One small incident at Mexicon 2 highlights an often ignored cause for concern - convention security. A hotel wall-mounted house phone disappeared from the space beside the lifts on the Saturday and only re-appeared after it had been noised abroad that it would be incompatible with the British Telecom system. So, in the end it all worked out fine. But at Albacon '85 the same thing happened to two house phones in the main foyer. They never showed up again. It was partly the fault of the hotel using phones connected by a standard BT jack into a wall socket, but there is a real problem with security generally.

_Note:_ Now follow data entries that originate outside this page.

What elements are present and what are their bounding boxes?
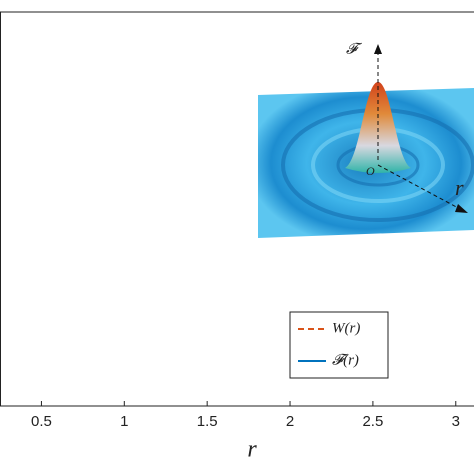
- inset-peak: [345, 82, 411, 173]
- plot-frame: [0, 11, 474, 407]
- x-tick-label: 3: [452, 413, 460, 430]
- x-tick-label: 0.5: [31, 413, 52, 430]
- x-tick-label: 2: [286, 413, 294, 430]
- inset-r-label: r: [455, 175, 464, 200]
- x-tick-label: 1: [120, 413, 128, 430]
- legend-label: W(r): [332, 320, 360, 336]
- x-tick-label: 2.5: [362, 413, 383, 430]
- inset-origin-label: O: [366, 164, 375, 178]
- legend: W(r) 𝓕(r): [289, 311, 389, 379]
- inset-axis: [377, 164, 463, 211]
- x-axis-label: r: [247, 437, 257, 463]
- inset: 𝓕 O r: [258, 41, 474, 238]
- x-tick-label: 1.5: [197, 413, 218, 430]
- inset-z-label: 𝓕: [346, 41, 363, 57]
- legend-box: [289, 311, 389, 379]
- inset-arrow: [455, 204, 468, 213]
- inset-arrow: [374, 44, 382, 54]
- legend-label: 𝓕(r): [332, 352, 359, 368]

Much was made of the heavy handed approach taken by people not imbued with fannish values who did the security for Seacon '84. They seemed to think everyone was guilty until proved innocent. They did not hesitate to challenge anyone who appeared not to be obeying the rules of the convention as they had been given them. So they asked to see badges, and tried to evict anyone without one. Nothing wrong in that is there? Everyone knows that you MUST wear a badge at a convention. They had the right attitude, but, for fans, the wrong approach. I'm afraid that the days of the small convention where everyone knew everyone else are fast receding and working on the assumption that everyone will behave like a good fan is fast becoming dangerous. At present I don't see any need for gun-toting professional security guards at every con, but committees should definitely have a more visible security presence. All this involves is a rota of committee and/or gophers wandering around checking everything is ok, especially in the bar and late at night. Not looking for confrontation, merely reminding people that they need to conform to the minimal rules laid down to safeguard their own enjoyment of the convention. Obviously, the larger the convention, the more important security becomes. The Worldcon will be employing a security firm to patrol secure areas at night and a fan security team looking after the programme areas and bars. The Worldcon has so many people attending that it really needs the professional approach, and can afford to pay for it (£3.50 per hour before midnight, £4.00 after). Soon the Eastercon may require to do the same - Beccon '87 suffered the theft of a £500 sound mixer and some other items. It may even become a condition of insurance that adequate security cover is provided.
So, at conventions, if someone asks to see your badge, don't get huffy and say "but, I'm famous! How dare you challenge me!", just apologise for not displaying it and congratulate them on doing their difficult job well.